JournalismPakistan.com | Published January 20, 2018 | Myra Imran & Imran Naeem Ahmad
Join our WhatsApp channelThis story is one of 10 case studies highlighting the economic condition of slain journalists’ families and the displaced reporters. Journalist Myra Imran traveled to remote and high-risk districts in Khyber Pakhtunkhwa and FATA to interview family members, their relatives, displaced journalists, and office-bearers of press clubs and journalist unions. The stories are part of a field study report Surviving the Story, launched on January 8, 2018, a collaborative initiative of JournalismPakistan.com and Communications Research Strategies (CRS).
Keep your coffin and grave ready, a Taliban phone caller told Adnan Bhitani, a freelance journalist working out of Frontier Region Tank.
The threat was real. “We have followed what you have been writing for three months and it is causing us damage,” the caller made it clear. “Malala Yousufzai has not caused us so much harm as your reporting.”
Bhitani, associated with Voice of America Deewa Radio, was later told by his boss to move out of the region. He complied. On May 28, 2014, he left for Islamabad and kept hopping from one city to the other; such were the threats to him.
Although his family is currently in D.I.Khan, he himself keeps changing locations. “I cannot stay in one place and cannot tell you where I am based.”
Bhitani points out that gathering news in a militant-infested and war-torn region is like trying to catch fish in a lake full of crocodiles. “Journalists face threats from all sides – state agencies, unidentified people, Al-Qaeda, Taliban and the Haqqani Network. All have their own interests and want us to report what they want. We have to tread very cautiously.”
Citing an example he says if a journalist got news of a drone strike, or talks with the Taliban from his own sources and ran that story, he would start getting threats. “Both sides do not like such news aired or published.”

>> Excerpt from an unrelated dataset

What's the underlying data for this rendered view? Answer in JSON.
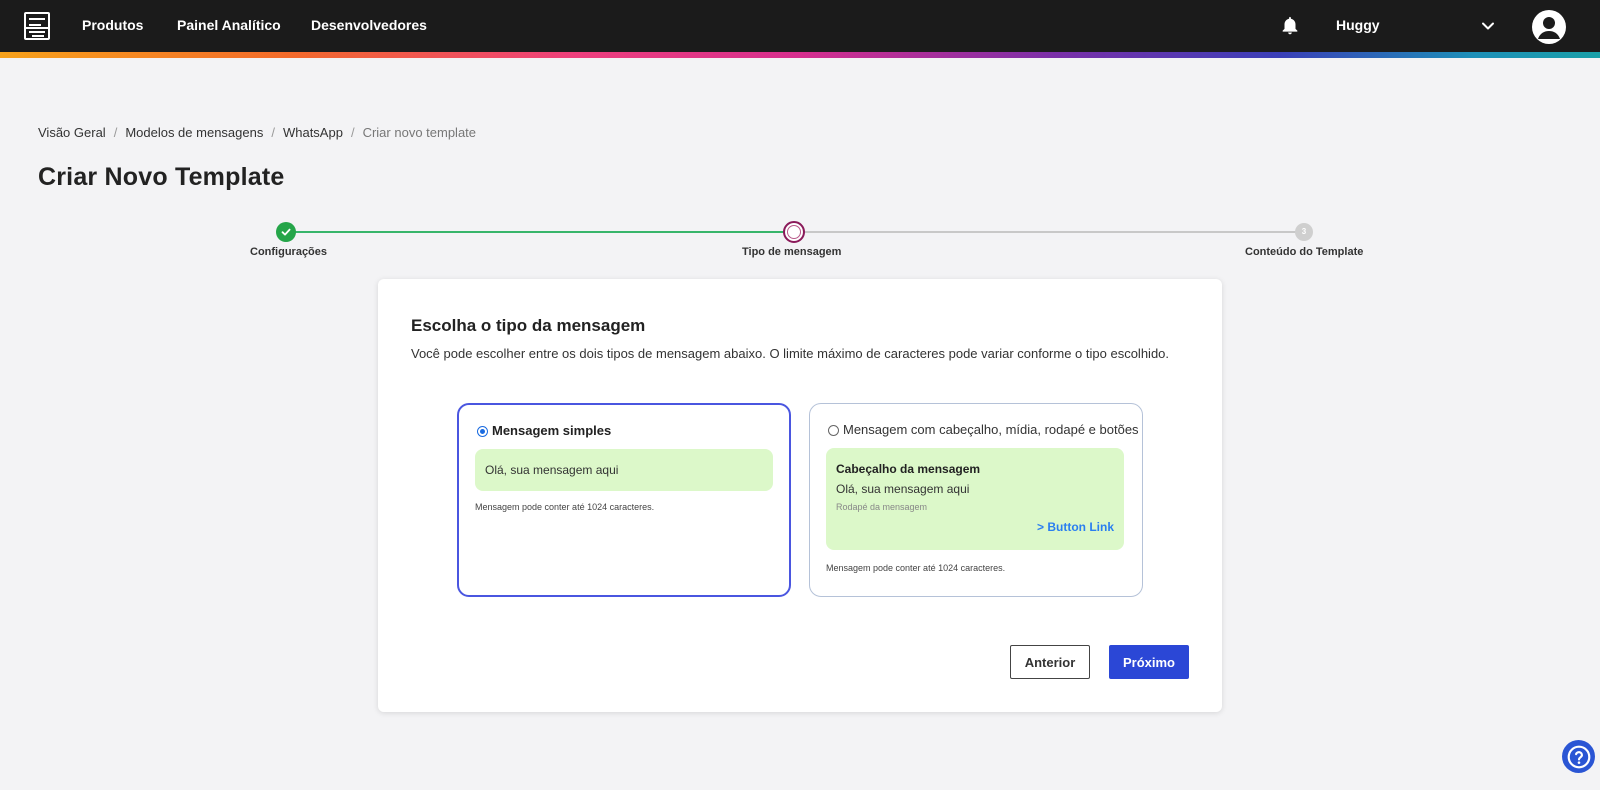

During his displacement, Bhitani’s organization continued to pay him although he had stopped reporting. He was even allowed to live in the Islamabad office for two months.

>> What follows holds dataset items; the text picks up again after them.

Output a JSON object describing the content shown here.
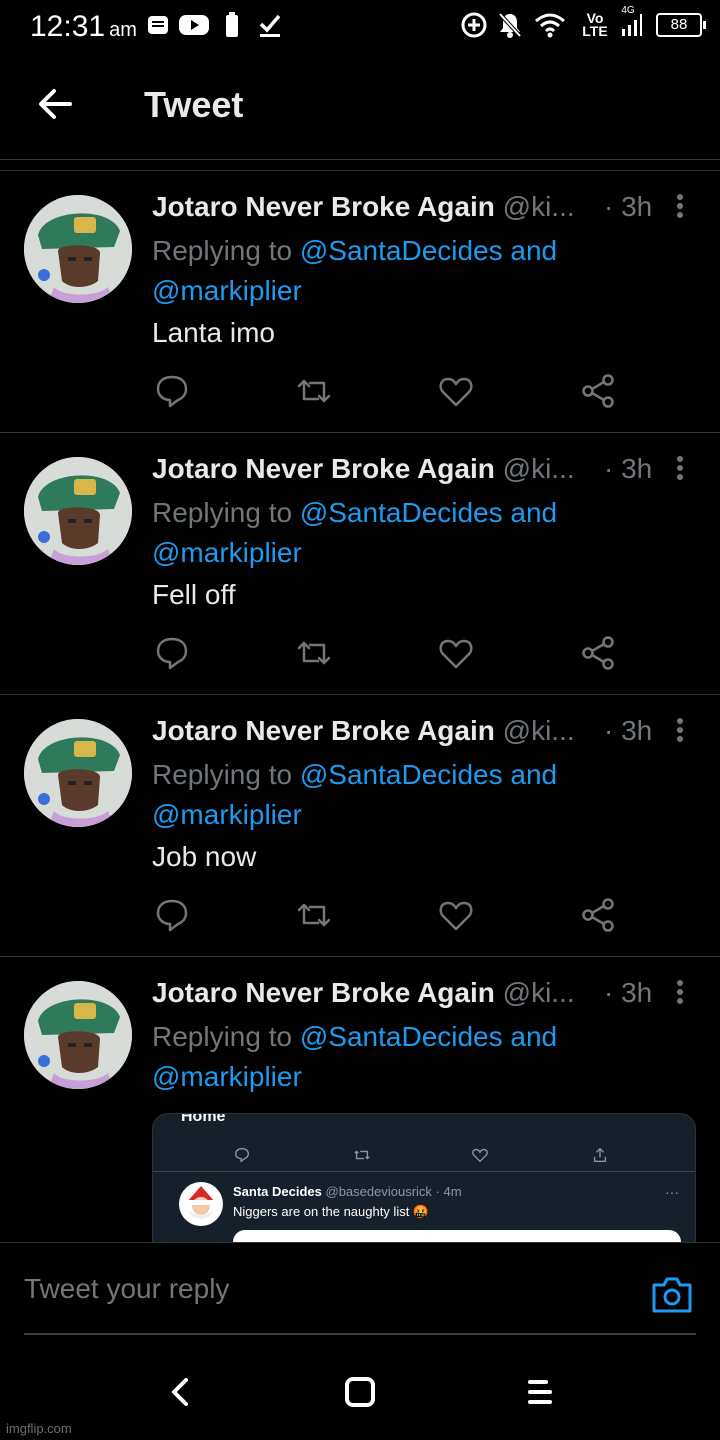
{
  "status_bar": {
    "time": "12:31",
    "ampm": "am",
    "network_small": "4G",
    "volte_top": "Vo",
    "volte_bottom": "LTE",
    "battery": "88"
  },
  "header": {
    "title": "Tweet"
  },
  "tweets": [
    {
      "name": "Jotaro Never Broke Again",
      "handle": "@ki...",
      "time": "· 3h",
      "replying_prefix": "Replying to",
      "mention1": "@SantaDecides and",
      "mention2": "@markiplier",
      "text": "Lanta imo"
    },
    {
      "name": "Jotaro Never Broke Again",
      "handle": "@ki...",
      "time": "· 3h",
      "replying_prefix": "Replying to",
      "mention1": "@SantaDecides and",
      "mention2": "@markiplier",
      "text": "Fell off"
    },
    {
      "name": "Jotaro Never Broke Again",
      "handle": "@ki...",
      "time": "· 3h",
      "replying_prefix": "Replying to",
      "mention1": "@SantaDecides and",
      "mention2": "@markiplier",
      "text": "Job now"
    },
    {
      "name": "Jotaro Never Broke Again",
      "handle": "@ki...",
      "time": "· 3h",
      "replying_prefix": "Replying to",
      "mention1": "@SantaDecides and",
      "mention2": "@markiplier",
      "text": ""
    }
  ],
  "embedded": {
    "header_partial": "Home",
    "name": "Santa Decides",
    "handle_time": "@basedeviousrick · 4m",
    "text": "Niggers are on the naughty list 🤬",
    "more": "···"
  },
  "reply_bar": {
    "placeholder": "Tweet your reply"
  },
  "watermark": "imgflip.com",
  "colors": {
    "background": "#000000",
    "link": "#1d9bf0",
    "secondary_text": "#71767b",
    "divider": "#2f3336"
  }
}
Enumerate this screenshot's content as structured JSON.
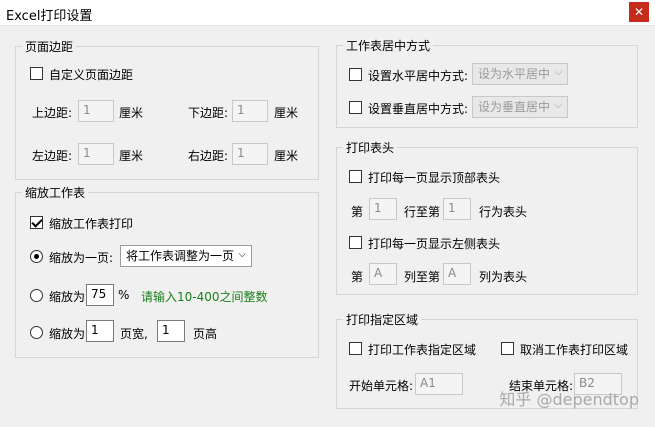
{
  "window": {
    "title": "Excel打印设置",
    "close_glyph": "✕"
  },
  "margins": {
    "title": "页面边距",
    "custom_checkbox_label": "自定义页面边距",
    "top_label": "上边距:",
    "top_value": "1",
    "bottom_label": "下边距:",
    "bottom_value": "1",
    "left_label": "左边距:",
    "left_value": "1",
    "right_label": "右边距:",
    "right_value": "1",
    "unit": "厘米"
  },
  "centering": {
    "title": "工作表居中方式",
    "horizontal_label": "设置水平居中方式:",
    "horizontal_select": "设为水平居中",
    "vertical_label": "设置垂直居中方式:",
    "vertical_select": "设为垂直居中"
  },
  "scaling": {
    "title": "缩放工作表",
    "enable_label": "缩放工作表打印",
    "fit_one_label": "缩放为一页:",
    "fit_one_select": "将工作表调整为一页",
    "percent_label": "缩放为",
    "percent_value": "75",
    "percent_unit": "%",
    "percent_hint": "请输入10-400之间整数",
    "pages_label": "缩放为",
    "pages_wide_value": "1",
    "pages_wide_unit": "页宽,",
    "pages_tall_value": "1",
    "pages_tall_unit": "页高"
  },
  "headers": {
    "title": "打印表头",
    "top_rows_label": "打印每一页显示顶部表头",
    "row_from_label": "第",
    "row_from_value": "1",
    "row_to_label": "行至第",
    "row_to_value": "1",
    "row_suffix": "行为表头",
    "left_cols_label": "打印每一页显示左侧表头",
    "col_from_label": "第",
    "col_from_value": "A",
    "col_to_label": "列至第",
    "col_to_value": "A",
    "col_suffix": "列为表头"
  },
  "area": {
    "title": "打印指定区域",
    "print_area_label": "打印工作表指定区域",
    "cancel_area_label": "取消工作表打印区域",
    "start_label": "开始单元格:",
    "start_value": "A1",
    "end_label": "结束单元格:",
    "end_value": "B2"
  },
  "watermark": "知乎 @dependtop",
  "colors": {
    "close": "#c42b1c",
    "hint": "#1a7f1a"
  }
}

The Freedom Network funded one of his stints in Islamabad during which he stayed in a guest house. “It was a secure place and I kept a low profile all the time I was there.”

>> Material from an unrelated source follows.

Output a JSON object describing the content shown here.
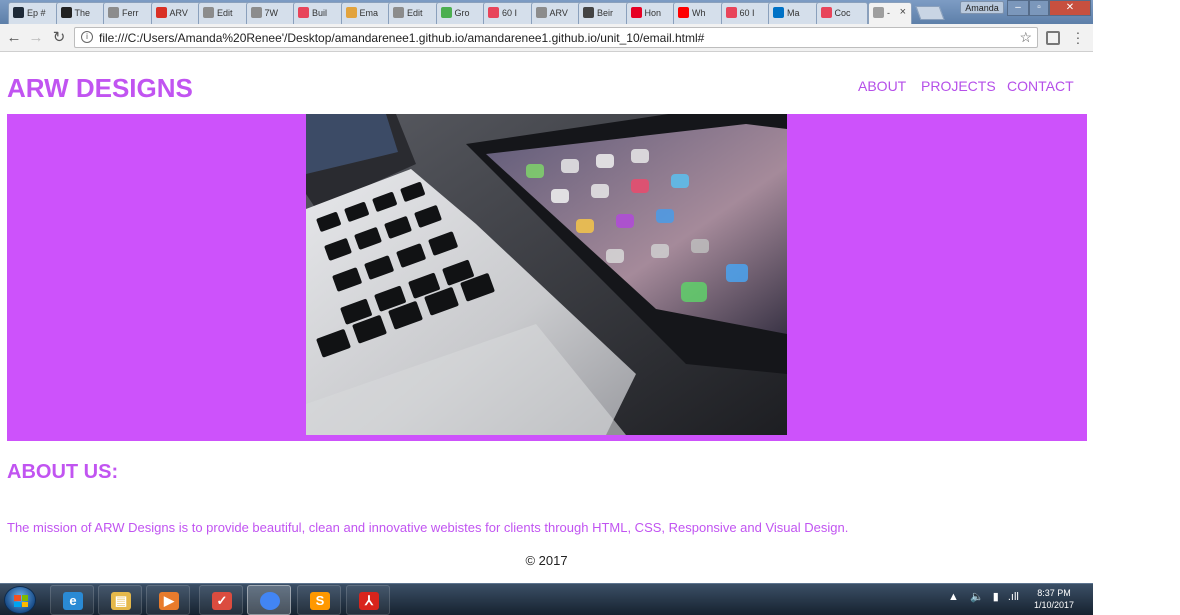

While in Islamabad, he had a chance to meet Pervaiz Rasheed, the federal information minister at that time. Bhitani told him about the threats and what he was going through but the minister excused himself. “Whoever it is, the civilian government is helpless in this regard. We cannot do anything for you,” he quoted the minister as saying. Prominent journalists Najam Sethi, Saleem Safi and Hamid Mir were also present in that meeting.
The federal government thus expressed its helplessness; the provincial Khyber Pakhtunkhwa government could offer nothing to resolve the matter.
The Tribal Union of Journalists held a protest in Peshawar after the Taliban released a hit-list of three journalists. Bhitani was one of them. The journalists later met the then governor but his response was disappointing.
Bhitani recalls that when he first received threats in 2011-12, he was inexperienced and decided to live in Peshawar. He stayed there for one year, bearing all his expenses himself.
In 2015, following fresh threats, he headed to interior Sindh to briefly seek refuge in Sukkur and Rohri before returning to Islamabad.
Today, life for Bhitani is an ordeal; he cannot go back to his native region. “FR Tank still remains a no-go area. If you have to go there, you have to seek permission which is not easy.”